I thought it took maturity to feel this kind of empathy, the kind of maturity you don’t often see in kids. Shame on me for not having more faith in our wean (Scottish slang for child, kind of an inside joke because it’s a contraction of “wee un”, meaning small, and Gus is 6’3”, the tallest in our family). Empathy is not only for the older-but-wiser crowd, apparently. Empathy is important because it connects us with others; we feel for them, whether it’s joy or sadness; we share in their experience. Empathy is easier when we are close to people, when we trust them, when we want to feel for them. It can be easy to feel empathy for strangers – who doesn’t feel for someone that has had an accident, right? But it can also be much harder to empathize with someone we don’t know or don’t think we want to know. Take that rude jerk that cut you off in traffic and caused an accident. You don’t want to know them because you’re wrapped up on your own feelings. We saw this in action a few years ago. Our oldest son was a new driver and he turned left in front of a pick up truck pulling a trailer, a typical landscaper’s work vehicle, so it was b-i-g, big. Anyway, Dylan pulls in front of this guy, causing an accident. My husband reported that the guy was angry for about 30 seconds, until he realized it was a new driver that hit him. Martin says the guy immediately started telling D that it was all right; everybody has an accident when they’re a new driver. Wasn’t that sweet? We have no idea why this man didn’t go off on a rant about new drivers being, well, pick your adjective. It would have been understandable, the fellow had just had a major problem crop up on what was likely a busy day. Instead, he chose to see the human behind the problem and we will always appreciate that man for his kindness to our son.
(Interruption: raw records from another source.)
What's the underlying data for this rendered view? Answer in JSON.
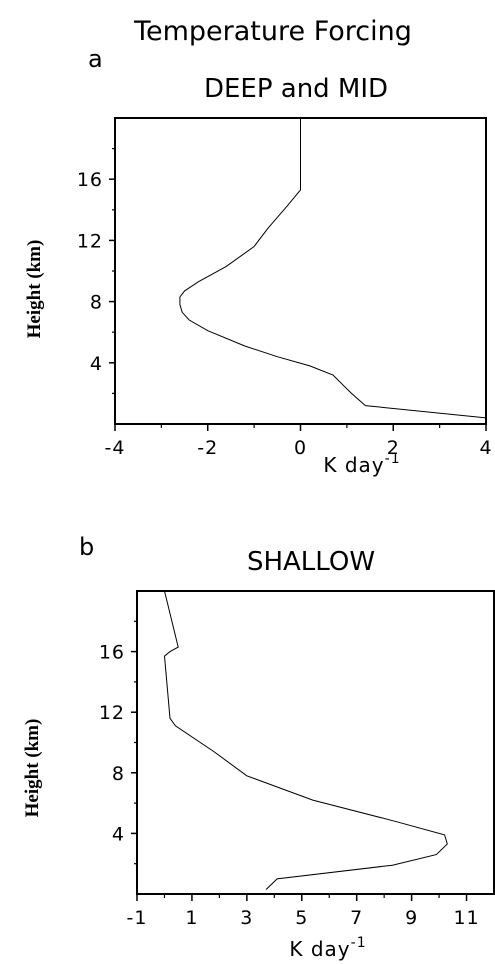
{
  "figure": {
    "title": "Temperature Forcing"
  },
  "chart_data": [
    {
      "type": "line",
      "panel_letter": "a",
      "title": "DEEP and MID",
      "xlabel": "K day",
      "xlabel_sup": "-1",
      "ylabel": "Height (km)",
      "xlim": [
        -4,
        4
      ],
      "ylim": [
        0,
        20
      ],
      "xticks": [
        -4,
        -2,
        0,
        2,
        4
      ],
      "xtick_labels": [
        "-4",
        "-2",
        "0",
        "2",
        "4"
      ],
      "yticks": [
        4,
        8,
        12,
        16
      ],
      "ytick_labels": [
        "4",
        "8",
        "12",
        "16"
      ],
      "grid": false,
      "series": [
        {
          "x": [
            4.0,
            1.4,
            1.1,
            0.9,
            0.7,
            0.2,
            -0.5,
            -1.2,
            -2.0,
            -2.4,
            -2.55,
            -2.6,
            -2.6,
            -2.5,
            -2.2,
            -1.6,
            -1.0,
            -0.7,
            -0.3,
            0.0,
            0.0
          ],
          "y": [
            0.4,
            1.2,
            2.0,
            2.6,
            3.2,
            3.8,
            4.4,
            5.1,
            6.1,
            6.8,
            7.3,
            7.8,
            8.3,
            8.7,
            9.3,
            10.3,
            11.6,
            12.8,
            14.2,
            15.3,
            20.0
          ]
        }
      ]
    },
    {
      "type": "line",
      "panel_letter": "b",
      "title": "SHALLOW",
      "xlabel": "K day",
      "xlabel_sup": "-1",
      "ylabel": "Height (km)",
      "xlim": [
        -1,
        12
      ],
      "ylim": [
        0,
        20
      ],
      "xticks": [
        -1,
        1,
        3,
        5,
        7,
        9,
        11
      ],
      "xtick_labels": [
        "-1",
        "1",
        "3",
        "5",
        "7",
        "9",
        "11"
      ],
      "yticks": [
        4,
        8,
        12,
        16
      ],
      "ytick_labels": [
        "4",
        "8",
        "12",
        "16"
      ],
      "grid": false,
      "series": [
        {
          "x": [
            3.7,
            4.1,
            8.3,
            9.9,
            10.3,
            10.2,
            8.4,
            5.4,
            3.0,
            1.8,
            0.4,
            0.2,
            0.0,
            0.2,
            0.5,
            0.0
          ],
          "y": [
            0.3,
            1.0,
            1.9,
            2.6,
            3.3,
            3.9,
            4.8,
            6.2,
            7.8,
            9.4,
            11.1,
            11.6,
            15.7,
            16.0,
            16.3,
            20.0
          ]
        }
      ]
    }
  ]
}
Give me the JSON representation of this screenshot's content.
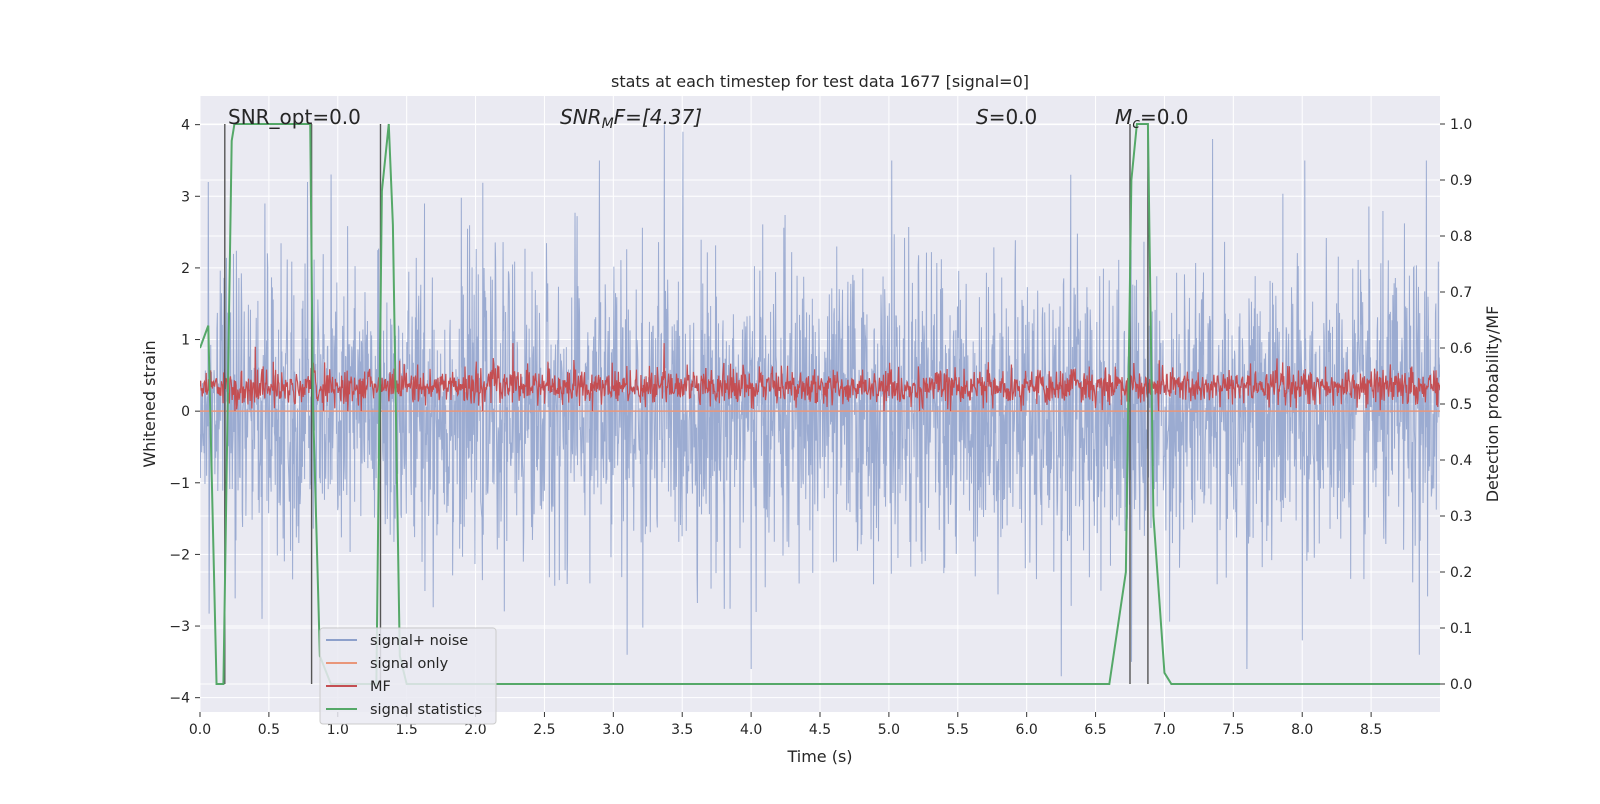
{
  "chart_data": {
    "type": "line",
    "title": "stats at each timestep for test data 1677 [signal=0]",
    "xlabel": "Time (s)",
    "ylabel_left": "Whitened strain",
    "ylabel_right": "Detection probability/MF",
    "xlim": [
      0.0,
      9.0
    ],
    "ylim_left": [
      -4.2,
      4.4
    ],
    "ylim_right": [
      -0.05,
      1.05
    ],
    "grid": true,
    "xticks": [
      "0.0",
      "0.5",
      "1.0",
      "1.5",
      "2.0",
      "2.5",
      "3.0",
      "3.5",
      "4.0",
      "4.5",
      "5.0",
      "5.5",
      "6.0",
      "6.5",
      "7.0",
      "7.5",
      "8.0",
      "8.5"
    ],
    "yticks_left": [
      "4",
      "3",
      "2",
      "1",
      "0",
      "−1",
      "−2",
      "−3",
      "−4"
    ],
    "yticks_right": [
      "1.0",
      "0.9",
      "0.8",
      "0.7",
      "0.6",
      "0.5",
      "0.4",
      "0.3",
      "0.2",
      "0.1",
      "0.0"
    ],
    "annotations": {
      "snr_opt": "SNR_opt=0.0",
      "snr_mf_sym": "SNR",
      "snr_mf_sub": "M",
      "snr_mf_tail": "F=[4.37]",
      "s": "S",
      "s_tail": "=0.0",
      "mc": "M",
      "mc_sub": "c",
      "mc_tail": "=0.0"
    },
    "legend": {
      "placement": "lower-left",
      "entries": [
        "signal+ noise",
        "signal only",
        "MF",
        "signal statistics"
      ]
    },
    "series": [
      {
        "name": "signal+ noise",
        "color": "#8da0cb",
        "style": "dense gaussian noise",
        "sigma": 1.0,
        "notable_peaks": [
          {
            "x": 0.06,
            "y": 3.2
          },
          {
            "x": 0.47,
            "y": 2.9
          },
          {
            "x": 0.78,
            "y": 3.2
          },
          {
            "x": 1.63,
            "y": 2.9
          },
          {
            "x": 2.9,
            "y": 3.5
          },
          {
            "x": 3.37,
            "y": 4.0
          },
          {
            "x": 5.02,
            "y": 3.5
          },
          {
            "x": 6.32,
            "y": 3.3
          },
          {
            "x": 7.35,
            "y": 3.8
          },
          {
            "x": 8.02,
            "y": 3.5
          },
          {
            "x": 8.9,
            "y": 3.5
          }
        ],
        "notable_troughs": [
          {
            "x": 0.45,
            "y": -2.9
          },
          {
            "x": 3.1,
            "y": -3.4
          },
          {
            "x": 4.0,
            "y": -3.6
          },
          {
            "x": 6.25,
            "y": -3.7
          },
          {
            "x": 6.76,
            "y": -3.5
          },
          {
            "x": 7.6,
            "y": -3.6
          },
          {
            "x": 8.0,
            "y": -3.2
          },
          {
            "x": 8.85,
            "y": -3.4
          }
        ]
      },
      {
        "name": "signal only",
        "color": "#e9967a",
        "x": [
          0.0,
          9.0
        ],
        "y": [
          0.0,
          0.0
        ]
      },
      {
        "name": "MF",
        "color": "#c44e52",
        "style": "dense noise band",
        "range": [
          0.0,
          0.8
        ],
        "notable_peaks": [
          {
            "x": 0.4,
            "y": 0.9
          },
          {
            "x": 2.27,
            "y": 0.95
          },
          {
            "x": 3.37,
            "y": 0.95
          }
        ]
      },
      {
        "name": "signal statistics",
        "color": "#55a868",
        "axis": "right",
        "x": [
          0.0,
          0.06,
          0.12,
          0.17,
          0.23,
          0.25,
          0.3,
          0.5,
          0.8,
          0.82,
          0.87,
          0.95,
          1.0,
          1.2,
          1.28,
          1.32,
          1.37,
          1.4,
          1.45,
          1.5,
          2.0,
          3.0,
          4.0,
          5.0,
          6.0,
          6.6,
          6.72,
          6.76,
          6.8,
          6.88,
          6.92,
          7.0,
          7.05,
          8.0,
          9.0
        ],
        "y": [
          0.6,
          0.64,
          0.0,
          0.0,
          0.97,
          1.0,
          1.0,
          1.0,
          1.0,
          0.5,
          0.05,
          0.0,
          0.0,
          0.0,
          0.0,
          0.88,
          1.0,
          0.82,
          0.05,
          0.0,
          0.0,
          0.0,
          0.0,
          0.0,
          0.0,
          0.0,
          0.2,
          0.9,
          1.0,
          1.0,
          0.3,
          0.02,
          0.0,
          0.0,
          0.0
        ]
      }
    ],
    "vertical_markers": [
      0.18,
      0.81,
      1.31,
      6.75,
      6.88
    ]
  },
  "colors": {
    "background": "#eaeaf2",
    "grid": "#ffffff",
    "marker": "#555555"
  }
}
So, empathy. It helps us see the person behind the action or label. It helps us connect with others. For me, it is an essential ingredient to being human. I don’t always feel it but the more I practice, the better I am. This goes for our weans, too. Soon, we’ll be off to the barber for a head shaving, happy to do so and isn’t that sayin’ somethin’?

If you’re interested in a great book that showcases empathy, read Orson Scott Card’s Ender’s Game. It’s probably classified as a Young Adult novel but don’t let that fool you. It’s full of leadership lessons and I’ve read it several times in the last 20 years. It’s also scifi, but that’s just context. The story is overwhelmingly about the human condition and how we relate to others. I will always be thankful to a co-worker, Gary Lieberman, for sharing this book with me. If you’re not much of a reader, it’s being made into a movie, due out later this year I believe.